Mais nous entrions déjà. Ayant entendu sa voix depuis la cuisine, j’avais arrêté le docteur une seconde et écouté la dernière phrase du prince. Puis un éclat de rire hideux avait retenti en même temps que l’exclamation désespérée de Natacha: «Oh! mon Dieu!» J’ouvris alors la porte et me jetai sur lui.
Je lui crachai à la figure et le souffletai de toutes mes forces. Il voulut se précipiter sur moi, mais, voyant que nous étions deux, il s’enfuit, après avoir repris sur la table la liasse de billets. Oui, il fit cela: je l’ai vu moi-même. Je m’élançai à sa poursuite avec un rouleau à pâtisserie que je pris sur la table de la cuisine… Lorsque je rentrai dans la chambre, le docteur soutenait Natacha qui se débattait et s’efforçait de lui échapper, comme dans une attaque de nerfs.

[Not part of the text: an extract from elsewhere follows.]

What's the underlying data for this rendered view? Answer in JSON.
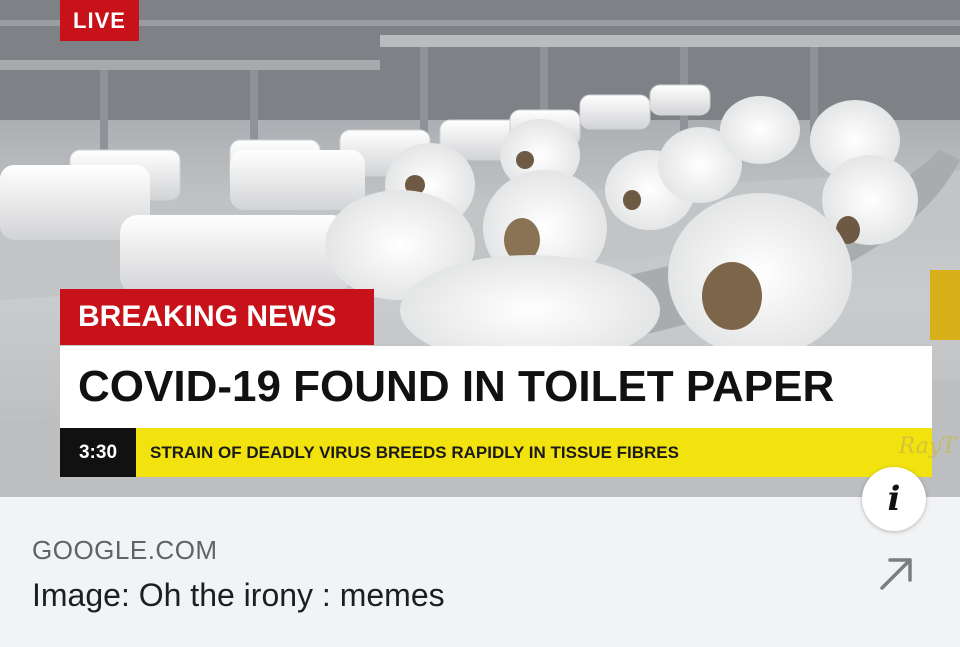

Il nous fallut longtemps pour la calmer; enfin, nous parvînmes à l’étendre sur son lit; elle délirait.
«Docteur, qu’est-ce qu’elle a? demandai-je, mort de terreur.
– Attendez, me répondit-il; il me faut encore observer et réfléchir…, mais c’est une mauvaise affaire. Cela peut même se terminer par un accès de fièvre chaude… D’ailleurs, nous allons prendre nos mesures…»
Mais une autre idée s’était déjà emparée de moi. Je suppliai le docteur de rester encore deux ou trois heures auprès de Natacha et lui fis promettre de ne pas la quitter un seul instant. Il me donna sa parole et je courus chez moi.